Jakarta (ANTARA) - Data statistik Johns Hopkins University Medicine mencatat Indonesia turut menyumbang 1,11 persen dari kasus positif COVID-19 di dunia.

Berdasarkan laman resmi Johns Hopkins University Medicine, Kamis pukul 20.23 waktu setempat tercatat 1.191.990 kasus konfirmasi COVID-19 di Tanah Air dari total 107.444.504 pasien positif secara global.

Dengan persentase tersebut, Indonesia saat ini menempati urutan ke-19 kasus sebaran COVID-19 dari 192 negara yang sudah terpapar virus tersebut.

Sementara itu, untuk angka kematian di Tanah Air mencapai 32.381 jiwa atau setara 1,38 persen dari angka kematian secara global yakni 2.357.270 jiwa.

Dengan jumlah angka kematian tersebut Indonesia menempati urutan ke-17 terbanyak dari keseluruhan negara yang terpapar virus corona atau COVID-19.
Baca juga: Menkeu ingin Bea Cukai wujudkan distribusi vaksin COVID tercepat dunia
Baca juga: CDC Beijing sebut kasus positif di Shunyi berasal dari Indonesia


Sementara untuk angka pasien COVID-19 yang sembuh, Indonesia tercatat pada urutan ke-15 dunia dengan total 993.117 orang.
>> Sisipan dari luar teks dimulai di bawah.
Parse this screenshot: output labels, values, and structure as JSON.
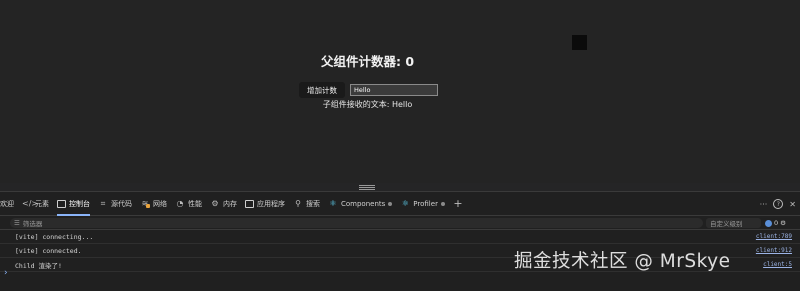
{
  "app": {
    "counter_title": "父组件计数器: 0",
    "increment_button": "增加计数",
    "input_value": "Hello",
    "child_text": "子组件接收的文本: Hello"
  },
  "devtools": {
    "tabs": [
      {
        "label": "欢迎",
        "icon": "welcome-icon"
      },
      {
        "label": "元素",
        "icon": "code-icon"
      },
      {
        "label": "控制台",
        "icon": "console-icon"
      },
      {
        "label": "源代码",
        "icon": "sources-icon"
      },
      {
        "label": "网络",
        "icon": "wifi-icon"
      },
      {
        "label": "性能",
        "icon": "gauge-icon"
      },
      {
        "label": "内存",
        "icon": "memory-icon"
      },
      {
        "label": "应用程序",
        "icon": "application-icon"
      },
      {
        "label": "搜索",
        "icon": "search-icon"
      },
      {
        "label": "Components",
        "icon": "react-icon"
      },
      {
        "label": "Profiler",
        "icon": "react-icon"
      }
    ],
    "active_tab": "控制台",
    "filter_placeholder": "筛选器",
    "level_select": "自定义级别",
    "issue_count": "0",
    "console_logs": [
      {
        "message": "[vite] connecting...",
        "source": "client:789"
      },
      {
        "message": "[vite] connected.",
        "source": "client:912"
      },
      {
        "message": "Child 渲染了!",
        "source": "client:5"
      }
    ]
  },
  "watermark": "掘金技术社区 @ MrSkye",
  "colors": {
    "background": "#242424",
    "devtools_bg": "#202020",
    "active_tab_underline": "#8ab4f8",
    "link": "#9cb4e6"
  }
}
Ini setara dengan 1,65 persen dari angka kesembuhan secara global yakni 60.122.787 jiwa.

Secara umum Johns Hopkins University Medicine mencatat Amerika Serikat merupakan negara dengan kasus positif terbanyak di dunia yakni 27.288.291 kasus.

Kemudian disusul India dengan jumlah kasus positif COVID-19 yakni 10.871.294, diikuti Brazil 9.659.167 kasus, United Kingdom 3.996.839 kasus dan Rusia 3.983.031 kasus.

Untuk tingkat kematian tertinggi akibat virus tersebut ditempati Amerika Serikat dengan jumlah korban jiwa mencapai 471.764 orang. Sementara jumlah pasien sembuh terbanyak tercatat di India yakni sebanyak 10.573.372 jiwa.